Back about the middle of December I began a series of posts entitled “A Puppy’s Tale”. I intended it to be a trilogy, and completed parts I (A Fortunate Encounter) and II (The Winding Road). This post is part III (Epilogue), though it will be a bit of a non-sequitur in that I will depart from the third person storytelling format and move into the first person narrative.
I was motivated to write the story as a method of dealing with the grief I experienced after the death of my 16 year old dog, Desa.

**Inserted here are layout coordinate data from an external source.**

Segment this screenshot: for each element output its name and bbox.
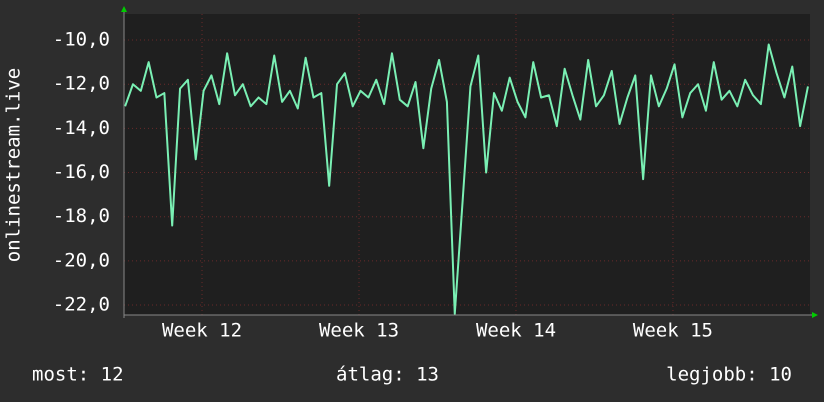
y-arrow	[121, 6, 127, 12]
y-tick-label: -22,0	[53, 294, 110, 316]
x-arrow	[812, 312, 818, 318]
summary-max: legjobb: 10	[666, 364, 792, 386]
y-axis-label: onlinestream.live	[3, 68, 25, 262]
plot	[124, 43, 809, 315]
x-tick-label: Week 15	[633, 320, 713, 342]
summary-average: átlag: 13	[336, 364, 439, 386]
summary-current: most: 12	[32, 364, 124, 386]
plot-area	[124, 14, 810, 315]
y-tick-label: -10,0	[53, 29, 110, 51]
y-tick-label: -20,0	[53, 249, 110, 271]
series-line	[124, 43, 809, 315]
y-tick-label: -14,0	[53, 117, 110, 139]
x-tick-label: Week 13	[319, 320, 399, 342]
y-tick-label: -12,0	[53, 73, 110, 95]
y-tick-label: -18,0	[53, 205, 110, 227]
x-tick-label: Week 14	[476, 320, 556, 342]
x-tick-label: Week 12	[162, 320, 242, 342]
y-tick-label: -16,0	[53, 161, 110, 183]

I have lost pets before, but the level of grief I experienced this time was deeper than I had felt before and I thought that perhaps I needed a coping mechanism. I decided to write a story of her life – which coincidentally would be a story of my life during the years we shared. This turned out to be an immensely personal task and after completing the first two parts I did not and still do not believe that my writing skills are up to finishing the trilogy in a way that will do justice to the truth. Suffice it to say that when this dog and I crossed paths, both our worlds became better, though whether hers really did is merely an assumption on my part. I do know that when our paths parted I was left with an emptiness that seemed disproportionately profound. I still feel it today.

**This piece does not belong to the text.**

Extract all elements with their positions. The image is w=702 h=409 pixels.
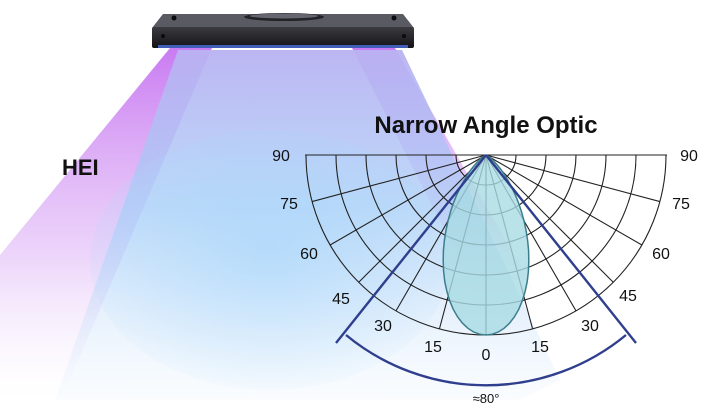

The story of how Desa joined our family as told in Part I is unimbellished truth as told to me by my first (late) wife who was not an exagerator or prevaricator. Desa was not the first dog I have owned, but for reasons that are not obvious to me I was closer to her than any other dog I have known or owned. Perhaps it is because I believe that I grew a great deal as a person during the years I owned her. I don’t know – like I said – the reasons are not obvious to me.
A Puppy’s Tale ended the way one might expect – an ageing animal’s health fails to the point that euthanasia is neccessary. A common scenario that is played out most likely thousands of times daily across the country. My active role in her death, while neccessary and humane, weighs on me though I know I had no choice.
So I bid farewell to a canine friend and carry on.